An example of a conventional fingerprint image and a multispectral image of the same finger is illustrated in Figure 4. In this case, the skin of the subject's finger is relatively dry, causing a noticeable deterioration in the contrast and continuity of the lines in the conventional fingerprint image. In contrast, the multispectral pseudocolor image shows spectral and spatial features that are well defined and consistent with a living finger. In addition, the fingerprint image is observable in the multispectral data, which can be used to further authenticate the conventionally collected fingerprint pattern as well as to augment missing or poorly defined portions of the conventional fingerprint.
Figure 4. The print on the left of a dry fingertip was taken with a conventional TIR imager. On the right is the same finger, but imaged with a multispectral sensor. The latter image was collected using five wavelengths (475, 500, 560, 576, and 625 nm). It is shown here as a pseudo-color representation of the first three factors produced by a decorrelation-stretching technique operating on the original five image planes.

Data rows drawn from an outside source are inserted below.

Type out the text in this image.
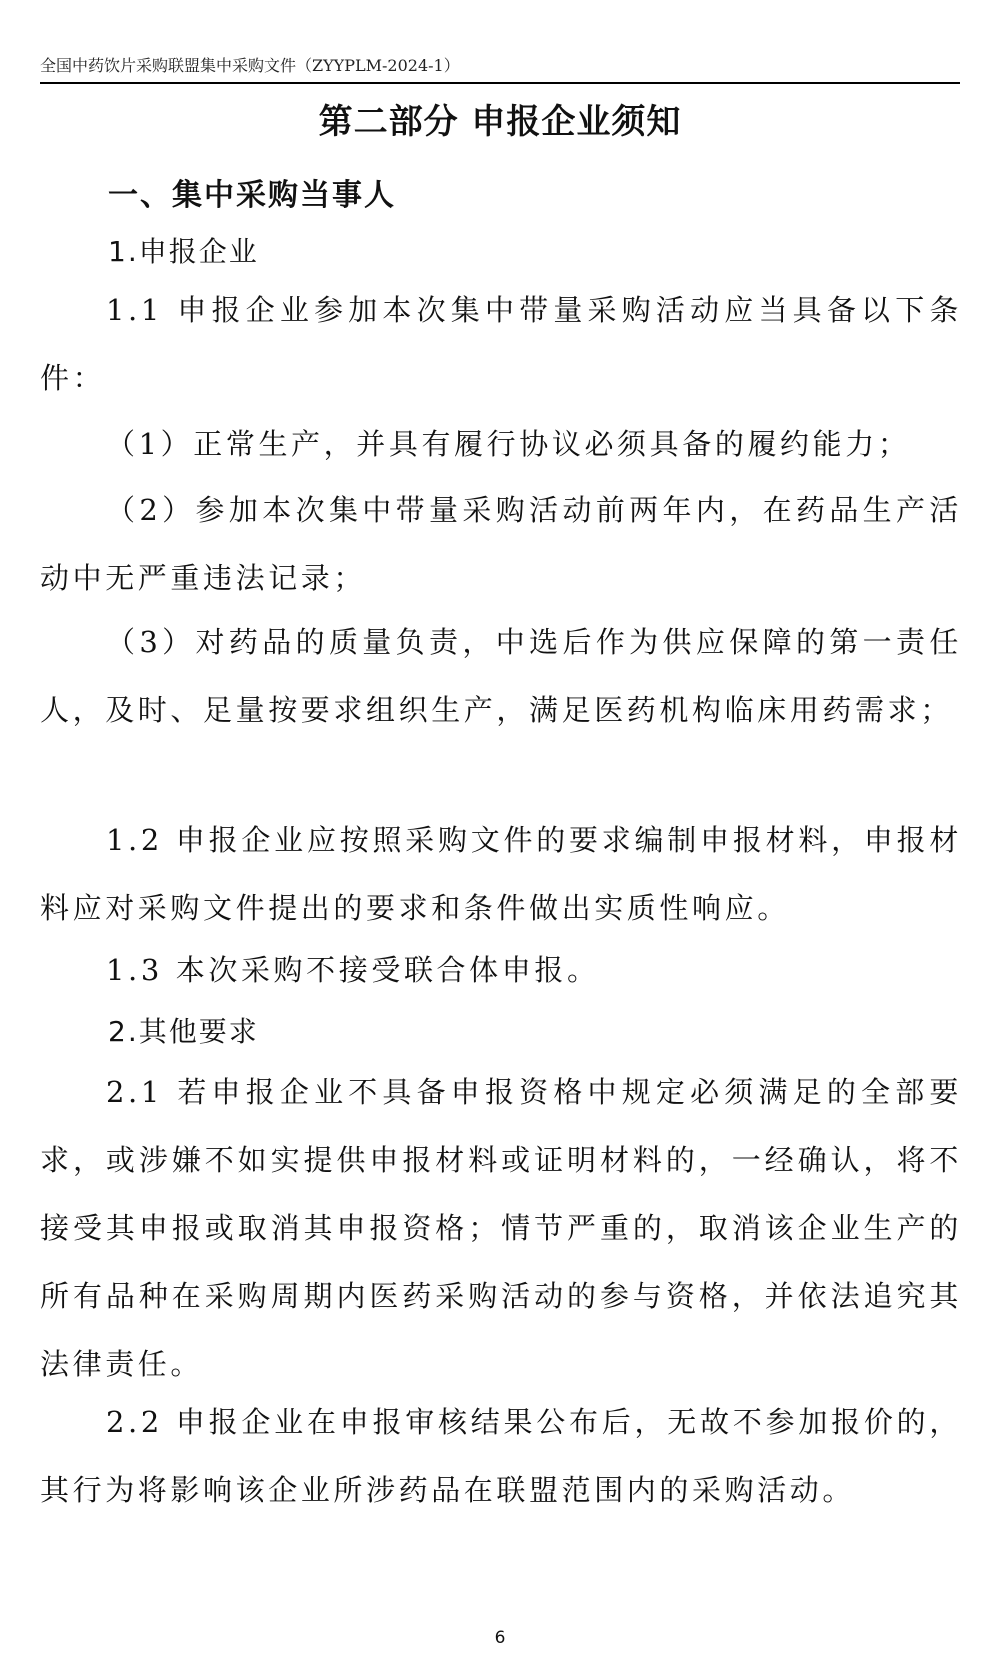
全国中药饮片采购联盟集中采购文件（ZYYPLM-2024-1）
第二部分 申报企业须知
一、集中采购当事人
1.申报企业

1.1 申报企业参加本次集中带量采购活动应当具备以下条件：

（1）正常生产，并具有履行协议必须具备的履约能力；

（2）参加本次集中带量采购活动前两年内，在药品生产活动中无严重违法记录；

（3）对药品的质量负责，中选后作为供应保障的第一责任人，及时、足量按要求组织生产，满足医药机构临床用药需求；

1.2 申报企业应按照采购文件的要求编制申报材料，申报材料应对采购文件提出的要求和条件做出实质性响应。

1.3 本次采购不接受联合体申报。

2.其他要求

2.1 若申报企业不具备申报资格中规定必须满足的全部要求，或涉嫌不如实提供申报材料或证明材料的，一经确认，将不接受其申报或取消其申报资格；情节严重的，取消该企业生产的所有品种在采购周期内医药采购活动的参与资格，并依法追究其法律责任。

2.2 申报企业在申报审核结果公布后，无故不参加报价的，其行为将影响该企业所涉药品在联盟范围内的采购活动。

6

A highly realistic artificial finger made by Alatheia Prosthetics (Brandon, MS) was one of a number of different spoof samples used to test a multispectral imager's ability to discriminate between real fingers and spoofs. Figure 5 shows the results of a multivariate spectral discrimination performed to compare the consistency of the spectral content of a multispectral image of a real finger with both a second image of a real finger and a prosthetic replica of the same finger. The imager's ability to distinguish between the two sample types is clear.
Figure 5. Multispectral image data can clearly discriminate between a living finger and an ultra-realistic spoof. The graphs on the left show how similar the spectral content of each image is to that expected for a genuine finger.
Lumidigm is currently working with partners to integrate the multispectral technology into conventional optical fingerprint sensors. The resulting product is scheduled to become available later this year for applications including Homeland Security and commercial physical access. One anticipated benefit is a level of security and usability that goes far beyond today's fingerprint sensors and that will pave the way to broader adoption of fingerprint sensors as the biometric of choice.
This material is based on work supported by the Air Force Research Laboratory, Rome, NY, under contract number FA8750-04-C-0190. Any opinions, findings, conclusions, or recommendations expressed herein are those of the author and do not necessarily reflect the views of the Air Force Research Laboratory.